BACKGROUND: The mechanism of aggressive character of ovarian cancer and unsuccessful treatment of women with this deadly disease has been recently explained by the theory of cancer stem cells (CSCs). It has been reported that ovarian carcinogenesis and progression of disease is associated with epithelial-mesenchymal transition (EMT). EMT, a physiological cell process during embryonic development and later in life during regeneration, could, when induced in pathological condition, generate CSCs-like cells. Until now EMT in the ovarian tissue has been mainly studied in cell cultures in vitro. The aim of this study was to focus on in situ morphological changes in the ovarian surface epithelium of tumor tissue in women with epithelial ovarian cancer after we applied the antibodies for markers of EMT vimentin and pluripotency-related markers NANOG, SOX2 and SSEA-4. METHODS: We analyzed ovarian tissue sections of 20 women with high grade serous ovarian carcinoma. After eosin and hematoxylin staining, used in standard practice, immunohistochemistry was performed for vimentin and markers of pluripotency: NANOG, SSEA-4 and SOX2. We focused on the ovarian surface epithelium in order to observe morphological changes in tumor tissue. RESULTS: Among epithelial cells of the ovarian surface epithelium in women with serous ovarian carcinoma we observed a population of small NANOG-positive cells with diameters of up to 5 μm and nuclei, which filled almost the entire cell volumes.

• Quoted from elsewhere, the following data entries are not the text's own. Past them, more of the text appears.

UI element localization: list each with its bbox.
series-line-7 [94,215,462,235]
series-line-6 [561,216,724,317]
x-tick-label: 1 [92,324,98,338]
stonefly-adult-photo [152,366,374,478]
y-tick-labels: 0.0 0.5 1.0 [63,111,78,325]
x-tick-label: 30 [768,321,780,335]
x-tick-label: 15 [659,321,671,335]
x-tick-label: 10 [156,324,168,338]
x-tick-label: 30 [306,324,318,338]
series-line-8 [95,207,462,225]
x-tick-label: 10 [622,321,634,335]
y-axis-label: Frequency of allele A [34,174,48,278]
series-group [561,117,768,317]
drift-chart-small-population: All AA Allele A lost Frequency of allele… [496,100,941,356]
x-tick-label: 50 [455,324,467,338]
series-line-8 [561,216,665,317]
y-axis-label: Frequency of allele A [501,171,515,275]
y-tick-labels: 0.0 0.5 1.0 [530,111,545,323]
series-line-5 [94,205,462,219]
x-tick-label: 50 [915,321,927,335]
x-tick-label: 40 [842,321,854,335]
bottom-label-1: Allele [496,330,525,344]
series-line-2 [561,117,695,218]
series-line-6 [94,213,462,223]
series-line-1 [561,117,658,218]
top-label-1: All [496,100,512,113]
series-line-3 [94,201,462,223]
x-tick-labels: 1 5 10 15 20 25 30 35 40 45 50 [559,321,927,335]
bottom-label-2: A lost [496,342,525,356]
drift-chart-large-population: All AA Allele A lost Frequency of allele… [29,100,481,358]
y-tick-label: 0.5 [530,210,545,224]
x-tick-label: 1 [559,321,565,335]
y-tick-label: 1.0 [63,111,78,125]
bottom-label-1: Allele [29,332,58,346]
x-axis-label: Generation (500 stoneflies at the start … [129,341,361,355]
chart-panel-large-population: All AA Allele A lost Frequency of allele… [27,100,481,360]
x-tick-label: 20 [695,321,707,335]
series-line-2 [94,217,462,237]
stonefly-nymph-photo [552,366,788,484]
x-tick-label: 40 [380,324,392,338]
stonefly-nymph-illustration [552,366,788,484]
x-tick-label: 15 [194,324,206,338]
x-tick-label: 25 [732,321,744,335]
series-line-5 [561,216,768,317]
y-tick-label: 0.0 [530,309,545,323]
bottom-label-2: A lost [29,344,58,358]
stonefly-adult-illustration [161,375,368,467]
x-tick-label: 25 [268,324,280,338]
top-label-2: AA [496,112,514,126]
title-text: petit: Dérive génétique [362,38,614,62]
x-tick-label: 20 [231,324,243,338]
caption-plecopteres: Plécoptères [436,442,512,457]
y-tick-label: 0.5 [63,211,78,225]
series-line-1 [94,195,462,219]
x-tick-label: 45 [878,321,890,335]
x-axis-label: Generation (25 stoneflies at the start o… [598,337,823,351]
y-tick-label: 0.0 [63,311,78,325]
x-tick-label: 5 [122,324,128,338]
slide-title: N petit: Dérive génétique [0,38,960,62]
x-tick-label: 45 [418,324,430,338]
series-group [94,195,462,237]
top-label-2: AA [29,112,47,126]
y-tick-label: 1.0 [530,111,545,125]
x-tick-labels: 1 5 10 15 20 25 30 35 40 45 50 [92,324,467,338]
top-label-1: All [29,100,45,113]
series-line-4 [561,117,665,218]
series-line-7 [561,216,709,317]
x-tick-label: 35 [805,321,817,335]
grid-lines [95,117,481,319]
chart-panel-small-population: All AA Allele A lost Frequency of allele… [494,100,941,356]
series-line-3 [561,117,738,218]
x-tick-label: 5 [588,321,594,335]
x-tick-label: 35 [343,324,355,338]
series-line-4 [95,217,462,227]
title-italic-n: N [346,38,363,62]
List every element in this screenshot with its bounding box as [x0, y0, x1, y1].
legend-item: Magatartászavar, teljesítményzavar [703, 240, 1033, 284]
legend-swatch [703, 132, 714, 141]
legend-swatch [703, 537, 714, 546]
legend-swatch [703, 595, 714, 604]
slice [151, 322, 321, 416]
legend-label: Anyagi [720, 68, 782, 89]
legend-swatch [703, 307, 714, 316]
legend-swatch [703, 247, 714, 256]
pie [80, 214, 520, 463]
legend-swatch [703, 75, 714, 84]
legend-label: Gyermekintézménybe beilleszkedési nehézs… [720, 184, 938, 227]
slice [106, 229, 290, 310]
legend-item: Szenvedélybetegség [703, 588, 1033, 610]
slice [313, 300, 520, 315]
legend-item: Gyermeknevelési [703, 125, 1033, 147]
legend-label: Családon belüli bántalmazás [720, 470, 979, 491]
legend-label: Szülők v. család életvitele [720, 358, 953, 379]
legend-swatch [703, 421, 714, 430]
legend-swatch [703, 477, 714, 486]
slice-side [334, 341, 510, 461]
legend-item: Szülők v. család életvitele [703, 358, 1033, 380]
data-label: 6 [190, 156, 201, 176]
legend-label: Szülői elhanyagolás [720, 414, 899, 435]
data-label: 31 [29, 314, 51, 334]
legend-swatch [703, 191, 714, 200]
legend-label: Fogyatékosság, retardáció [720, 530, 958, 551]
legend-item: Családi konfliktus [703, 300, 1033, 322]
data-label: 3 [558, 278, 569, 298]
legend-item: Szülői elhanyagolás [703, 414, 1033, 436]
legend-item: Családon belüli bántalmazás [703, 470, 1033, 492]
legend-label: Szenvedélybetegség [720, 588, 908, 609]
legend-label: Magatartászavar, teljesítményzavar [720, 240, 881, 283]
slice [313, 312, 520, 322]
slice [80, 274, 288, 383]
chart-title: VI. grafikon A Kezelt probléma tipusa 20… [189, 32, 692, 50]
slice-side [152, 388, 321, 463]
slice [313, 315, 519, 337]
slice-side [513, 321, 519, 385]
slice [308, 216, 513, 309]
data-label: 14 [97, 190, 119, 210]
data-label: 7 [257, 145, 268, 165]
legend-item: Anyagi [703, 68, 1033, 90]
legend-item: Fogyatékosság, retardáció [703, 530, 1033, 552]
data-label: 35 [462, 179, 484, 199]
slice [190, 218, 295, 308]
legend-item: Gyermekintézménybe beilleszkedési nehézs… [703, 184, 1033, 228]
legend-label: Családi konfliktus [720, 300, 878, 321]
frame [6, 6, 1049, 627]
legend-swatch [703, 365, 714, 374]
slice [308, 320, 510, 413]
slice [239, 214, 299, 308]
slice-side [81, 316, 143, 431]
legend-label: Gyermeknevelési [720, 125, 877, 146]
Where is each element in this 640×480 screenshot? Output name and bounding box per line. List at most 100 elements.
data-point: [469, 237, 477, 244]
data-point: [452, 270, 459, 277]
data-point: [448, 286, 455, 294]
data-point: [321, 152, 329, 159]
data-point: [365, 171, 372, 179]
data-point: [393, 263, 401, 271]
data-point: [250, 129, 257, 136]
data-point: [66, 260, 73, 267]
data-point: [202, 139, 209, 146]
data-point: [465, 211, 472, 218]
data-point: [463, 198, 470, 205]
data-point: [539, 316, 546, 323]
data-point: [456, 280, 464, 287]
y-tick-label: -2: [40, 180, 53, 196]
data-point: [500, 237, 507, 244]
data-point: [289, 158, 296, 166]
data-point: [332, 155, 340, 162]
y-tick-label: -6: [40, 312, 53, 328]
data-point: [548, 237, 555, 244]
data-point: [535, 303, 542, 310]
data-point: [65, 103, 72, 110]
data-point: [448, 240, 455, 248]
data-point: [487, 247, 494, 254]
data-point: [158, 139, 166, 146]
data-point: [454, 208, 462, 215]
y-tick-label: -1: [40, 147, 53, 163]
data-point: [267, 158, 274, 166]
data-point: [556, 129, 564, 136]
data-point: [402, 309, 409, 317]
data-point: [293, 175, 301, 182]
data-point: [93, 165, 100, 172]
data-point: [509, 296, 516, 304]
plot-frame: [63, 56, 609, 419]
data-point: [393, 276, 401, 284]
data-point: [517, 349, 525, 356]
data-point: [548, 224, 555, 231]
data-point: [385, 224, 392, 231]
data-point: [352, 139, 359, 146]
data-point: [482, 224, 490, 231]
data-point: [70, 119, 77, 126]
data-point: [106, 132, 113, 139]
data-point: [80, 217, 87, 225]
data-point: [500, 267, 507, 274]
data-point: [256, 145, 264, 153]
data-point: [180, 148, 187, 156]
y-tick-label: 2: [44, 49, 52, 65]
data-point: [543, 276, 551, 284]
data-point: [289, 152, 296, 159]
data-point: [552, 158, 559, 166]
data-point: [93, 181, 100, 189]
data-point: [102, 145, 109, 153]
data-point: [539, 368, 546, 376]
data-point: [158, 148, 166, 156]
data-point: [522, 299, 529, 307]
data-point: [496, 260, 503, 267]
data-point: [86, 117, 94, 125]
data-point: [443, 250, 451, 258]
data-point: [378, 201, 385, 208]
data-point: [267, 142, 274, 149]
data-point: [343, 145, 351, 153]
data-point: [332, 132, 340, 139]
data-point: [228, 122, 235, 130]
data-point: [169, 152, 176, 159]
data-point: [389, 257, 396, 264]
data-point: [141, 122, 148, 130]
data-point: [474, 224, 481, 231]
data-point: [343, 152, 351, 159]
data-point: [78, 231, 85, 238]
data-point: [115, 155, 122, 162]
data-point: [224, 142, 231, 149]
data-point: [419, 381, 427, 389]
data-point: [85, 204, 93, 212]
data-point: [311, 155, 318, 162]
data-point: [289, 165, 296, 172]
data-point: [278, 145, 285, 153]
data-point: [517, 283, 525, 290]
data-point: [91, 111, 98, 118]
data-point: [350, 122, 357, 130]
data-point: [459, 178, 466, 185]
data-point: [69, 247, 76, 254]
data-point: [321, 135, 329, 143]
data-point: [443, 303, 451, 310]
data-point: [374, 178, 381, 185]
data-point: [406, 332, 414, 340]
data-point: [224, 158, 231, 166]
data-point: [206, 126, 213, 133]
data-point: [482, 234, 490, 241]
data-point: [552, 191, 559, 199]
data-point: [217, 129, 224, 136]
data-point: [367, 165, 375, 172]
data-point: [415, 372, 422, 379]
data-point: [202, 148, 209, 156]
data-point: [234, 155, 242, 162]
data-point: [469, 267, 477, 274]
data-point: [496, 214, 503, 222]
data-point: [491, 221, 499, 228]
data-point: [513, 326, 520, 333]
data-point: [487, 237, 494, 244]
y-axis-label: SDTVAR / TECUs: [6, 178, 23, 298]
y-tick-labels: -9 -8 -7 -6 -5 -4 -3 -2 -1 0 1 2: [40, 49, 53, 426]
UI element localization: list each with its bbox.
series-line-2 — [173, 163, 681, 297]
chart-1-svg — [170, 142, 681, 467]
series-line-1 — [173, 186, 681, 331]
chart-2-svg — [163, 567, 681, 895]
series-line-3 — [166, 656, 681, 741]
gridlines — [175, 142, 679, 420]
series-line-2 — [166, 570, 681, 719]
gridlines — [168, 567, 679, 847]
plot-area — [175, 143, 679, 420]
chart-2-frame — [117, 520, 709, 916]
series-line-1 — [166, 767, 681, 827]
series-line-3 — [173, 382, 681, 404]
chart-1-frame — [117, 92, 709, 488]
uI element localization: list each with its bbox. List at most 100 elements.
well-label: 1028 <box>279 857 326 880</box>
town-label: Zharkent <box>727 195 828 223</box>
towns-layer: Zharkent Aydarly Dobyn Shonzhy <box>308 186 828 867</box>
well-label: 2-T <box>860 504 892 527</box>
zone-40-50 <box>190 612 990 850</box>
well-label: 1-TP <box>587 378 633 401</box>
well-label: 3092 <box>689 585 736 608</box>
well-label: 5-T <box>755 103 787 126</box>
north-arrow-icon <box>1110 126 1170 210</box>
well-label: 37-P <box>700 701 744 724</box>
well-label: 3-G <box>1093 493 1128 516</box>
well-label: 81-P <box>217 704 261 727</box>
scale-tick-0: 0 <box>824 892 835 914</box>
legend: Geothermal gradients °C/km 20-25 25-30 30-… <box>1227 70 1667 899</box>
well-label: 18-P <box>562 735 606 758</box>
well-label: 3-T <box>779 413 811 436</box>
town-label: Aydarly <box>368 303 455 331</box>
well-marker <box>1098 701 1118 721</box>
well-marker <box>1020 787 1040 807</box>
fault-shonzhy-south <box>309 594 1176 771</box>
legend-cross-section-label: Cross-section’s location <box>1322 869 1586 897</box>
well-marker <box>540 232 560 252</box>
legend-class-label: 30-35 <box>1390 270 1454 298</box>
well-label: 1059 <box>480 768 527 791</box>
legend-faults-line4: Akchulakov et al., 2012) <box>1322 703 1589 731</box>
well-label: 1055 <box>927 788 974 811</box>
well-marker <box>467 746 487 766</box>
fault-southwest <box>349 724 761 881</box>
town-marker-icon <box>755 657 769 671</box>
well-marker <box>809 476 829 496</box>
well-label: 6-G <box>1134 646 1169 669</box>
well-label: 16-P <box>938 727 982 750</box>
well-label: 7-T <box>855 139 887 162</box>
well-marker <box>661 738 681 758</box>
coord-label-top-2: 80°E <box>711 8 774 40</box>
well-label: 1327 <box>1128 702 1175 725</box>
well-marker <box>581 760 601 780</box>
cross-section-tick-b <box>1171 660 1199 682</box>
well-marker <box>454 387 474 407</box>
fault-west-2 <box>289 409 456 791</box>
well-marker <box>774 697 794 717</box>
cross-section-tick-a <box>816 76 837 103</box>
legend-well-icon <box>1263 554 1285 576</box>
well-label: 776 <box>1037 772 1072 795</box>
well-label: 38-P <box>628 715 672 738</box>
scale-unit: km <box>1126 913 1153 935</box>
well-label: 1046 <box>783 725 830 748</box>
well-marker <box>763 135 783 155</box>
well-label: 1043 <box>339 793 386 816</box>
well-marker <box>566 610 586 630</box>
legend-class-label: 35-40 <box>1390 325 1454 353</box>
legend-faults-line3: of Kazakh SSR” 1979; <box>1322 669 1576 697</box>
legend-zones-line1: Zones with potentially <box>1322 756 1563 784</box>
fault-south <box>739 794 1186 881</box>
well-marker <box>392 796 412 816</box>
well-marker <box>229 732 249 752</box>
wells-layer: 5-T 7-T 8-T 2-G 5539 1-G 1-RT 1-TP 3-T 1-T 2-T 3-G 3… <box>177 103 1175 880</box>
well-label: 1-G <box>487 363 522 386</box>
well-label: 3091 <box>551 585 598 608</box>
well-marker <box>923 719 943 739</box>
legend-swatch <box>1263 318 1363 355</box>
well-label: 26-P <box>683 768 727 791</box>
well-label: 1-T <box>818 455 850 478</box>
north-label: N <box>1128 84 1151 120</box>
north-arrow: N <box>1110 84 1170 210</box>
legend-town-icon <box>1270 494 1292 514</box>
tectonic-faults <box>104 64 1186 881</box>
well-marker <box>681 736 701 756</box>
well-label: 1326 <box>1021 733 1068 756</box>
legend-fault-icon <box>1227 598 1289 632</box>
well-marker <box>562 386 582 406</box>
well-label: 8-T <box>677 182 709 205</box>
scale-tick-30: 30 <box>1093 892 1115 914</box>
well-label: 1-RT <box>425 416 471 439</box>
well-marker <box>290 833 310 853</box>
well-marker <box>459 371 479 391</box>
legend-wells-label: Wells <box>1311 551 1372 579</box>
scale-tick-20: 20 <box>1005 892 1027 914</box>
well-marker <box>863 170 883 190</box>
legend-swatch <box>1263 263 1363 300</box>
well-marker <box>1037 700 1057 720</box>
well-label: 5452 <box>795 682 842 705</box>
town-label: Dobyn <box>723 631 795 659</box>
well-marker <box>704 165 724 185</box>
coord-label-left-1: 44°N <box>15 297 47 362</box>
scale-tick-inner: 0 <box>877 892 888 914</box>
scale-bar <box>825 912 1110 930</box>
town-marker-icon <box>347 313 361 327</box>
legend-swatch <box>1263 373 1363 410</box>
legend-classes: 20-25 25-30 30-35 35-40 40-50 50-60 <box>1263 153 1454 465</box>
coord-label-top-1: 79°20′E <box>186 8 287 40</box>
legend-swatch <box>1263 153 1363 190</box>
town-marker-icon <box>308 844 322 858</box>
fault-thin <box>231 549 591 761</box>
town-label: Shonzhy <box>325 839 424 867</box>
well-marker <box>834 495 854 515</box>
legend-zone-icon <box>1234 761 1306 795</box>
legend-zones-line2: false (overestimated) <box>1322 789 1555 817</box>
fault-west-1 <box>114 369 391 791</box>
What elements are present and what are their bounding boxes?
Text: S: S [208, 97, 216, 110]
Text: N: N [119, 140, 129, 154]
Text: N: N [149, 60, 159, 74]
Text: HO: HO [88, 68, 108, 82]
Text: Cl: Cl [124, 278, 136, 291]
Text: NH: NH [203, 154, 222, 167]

These small NANOG-positive cells were in some cases concentrated in the regions with morphologically changed epithelial cells. In these regions, a population of bigger round cells with diameters of 10–15 μm with large nuclei, and positively stained for vimentin, NANOG and other markers of pluripotnecy, were released from the surface epithelium. These cells are proposed as CSCs, and possibly originate from small stem cells among epithelial cells. They formed typical cell clusters, invaded the tissue by changing their round shape into a mesenchymal-like phenotype, and contributed to the manifestation of ovarian cancer. CONCLUSIONS: Our findings show morphological changes in the ovarian surface epithelium in tumor slides of high grade serous ovarian carcinoma and provide a new population of putative CSCs. ELECTRONIC SUPPLEMENTARY MATERIAL: The online version of this article (doi:10.1186/s13048-017-0306-7) contains supplementary material, which is available to authorized users.